The Army has opened the Cyber Center of Excellence at Fort Gordon, Georgia, and is growing that center and its manning. The Army also has a cyber brigade at Fort Meade, Maryland.

“Generating an operational force at Fort Gordon is just tremendous, and we hope we are setting the foundation to maybe be that joint service school … not just cyber but electronic warfare as well,” Frost said.

Priorities ahead

One of the priorities for Army cyber now is to assess how secure and resilient its weapons platforms are, Frost said, and the same goes for installations and systems.

“We’re doing a lot of mission analysis of what does the Army need,” she said, including what type of cyber expertise is required at echelon as staff and as operators.

Another priority for the year ahead is supporting Army Cyber Command, the Army’s only operational command in the cyber space, Frost said.

“I want to ensure that Gen. Nakasone is successful in what he is trying to achieve for ’18 and beyond, and we’re helping him achieve that,” she said.

One of his missions is defending the Department of Defense Information Network. The cyber directorate works to ensure his command is resourced and has the capabilities for that mission, which extends across every command to strengthen and secure the DODIN, Frost said.

Warfighting in cyberspace

As soldiers develop and mature in the Army, they should understand “at the base level of their tradecraft” how the different domains — land, air, sea, space and cyber — affect their warfighting function, Frost said, “and how we integrate across all the centers of excellence and how we integrate operationally across the Army,” she said.

Soldiers and commanders need to understand the battle spaces and visualize the invisible ones.

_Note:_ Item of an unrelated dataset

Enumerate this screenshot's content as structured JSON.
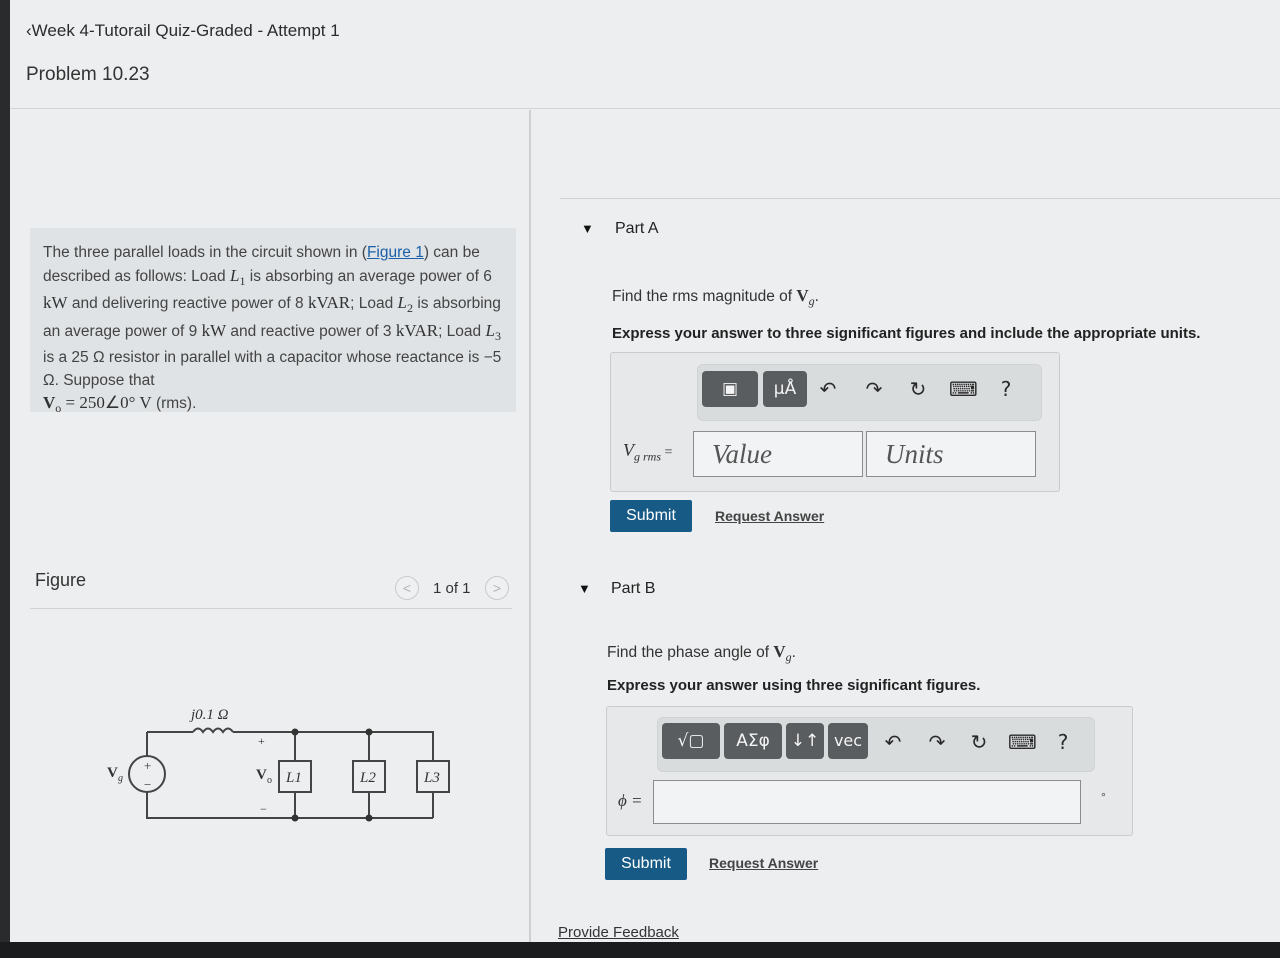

“One of the things we’re working on not just in the cyber domain but in the electromagnetic environment is how do you visualize this space that is not tangible,” Frost said. “We have right now a capability requirement for cyber situational understanding which would provide a visualization tool for commanders all the way down to the brigade combat team.”

Commanders would also have a planning management tool to allow them to see the electromagnetic environment and their own unit’s energy signatures as well as the enemy’s.

The goal is to give the commander tools to achieve mission success, and as the threat evolves, the capabilities evolve as well.

“Everyone says it’s about the technology and the hardware, but the Army is a people-focused service, we’re about our people,” Frost said. “The 8th Infantry Division was my first unit when I came into the Army and ‘Soldiers are our credentials’ was our motto. That truly is how were going to advance in this space.”